Fabricated negative thermal expansion lattice, consisting of PEGDA plastic (tan) and PEGDA with copper (black). Image courtesy of Qiming Wang

“There are indeed a number of structures showing negative thermal expansion in the literature. However, they are primarily in a 2-D layout, as fabricating 3-D negative thermal expansion materials is still challenging,” Wang said. “However, our new additive manufacturing technology can really turn the challenging task to an easy one.”

For Wang’s contracting material, he only needed two materials—PEGDA hard plastic and PEGDA reinforced with copper particles. By designing a 3-D lattice structure, consisting of beams oriented at certain angles, they were able to take advantage of the materials’ typical expansion behavior. As the two materials expand at different rates, the beams are pulled inward, making the structure as a whole contract.

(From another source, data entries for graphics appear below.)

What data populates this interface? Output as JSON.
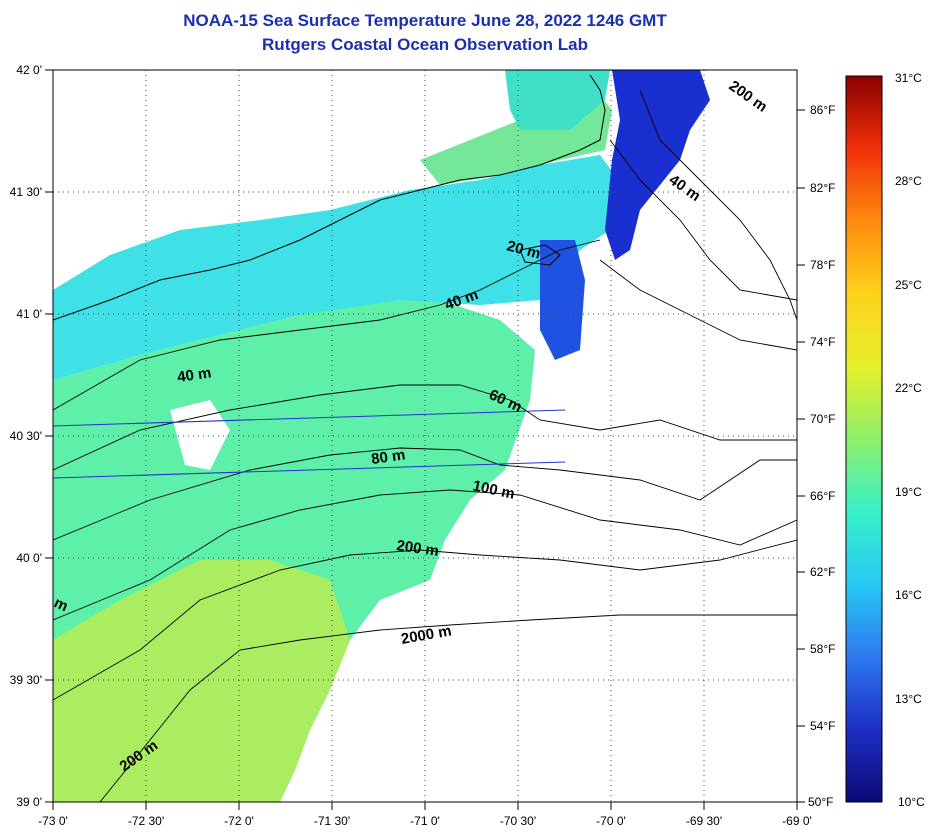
{
  "header": {
    "title": "NOAA-15 Sea Surface Temperature June 28, 2022 1246 GMT",
    "subtitle": "Rutgers Coastal Ocean Observation Lab"
  },
  "map": {
    "lon_labels": [
      "-73 0'",
      "-72 30'",
      "-72 0'",
      "-71 30'",
      "-71 0'",
      "-70 30'",
      "-70 0'",
      "-69 30'",
      "-69 0'"
    ],
    "lat_labels": [
      "42 0'",
      "41 30'",
      "41 0'",
      "40 30'",
      "40 0'",
      "39 30'",
      "39 0'"
    ],
    "fahrenheit_labels": [
      "86°F",
      "82°F",
      "78°F",
      "74°F",
      "70°F",
      "66°F",
      "62°F",
      "58°F",
      "54°F",
      "50°F"
    ],
    "contour_labels": [
      "200 m",
      "40 m",
      "20 m",
      "40 m",
      "40 m",
      "60 m",
      "80 m",
      "100 m",
      "200 m",
      "2000 m",
      "200 m",
      "m"
    ],
    "lon_range": [
      -73,
      -69
    ],
    "lat_range": [
      39,
      42
    ]
  },
  "colorbar": {
    "celsius_labels": [
      "31°C",
      "28°C",
      "25°C",
      "22°C",
      "19°C",
      "16°C",
      "13°C",
      "10°C"
    ],
    "range_c": [
      10,
      31
    ],
    "range_f": [
      50,
      88
    ],
    "colors": [
      "#0b0a78",
      "#1e2fc4",
      "#2e79f0",
      "#27c9f5",
      "#38f0c8",
      "#8ef06a",
      "#e6ef2a",
      "#ffd21c",
      "#ff8a10",
      "#f0300a",
      "#8b0000"
    ]
  }
}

“Overall, the structure will contract in volume, rather than expand in volume,” Wang said. “That’s the basic mechanism.”

The degree of contraction can be fine-tuned by altering the amount of copper particles in the reinforced PEGDA or by altering the angles of the beams. In this way, the material can be manipulated to achieve the desired performance, and even zero thermal expansion.

Wang believes that this is just one way of obtaining their final goal. The other is by combining their novel material with another.

“We can design a zero expansion material by creating a composite of a positive expansion material with a negative inside it. Then you can achieve zero,” Wang said. “This was the first step. You first design a negative, and then you try to create a composite of these two to achieve zero. That will be the next step of the research.”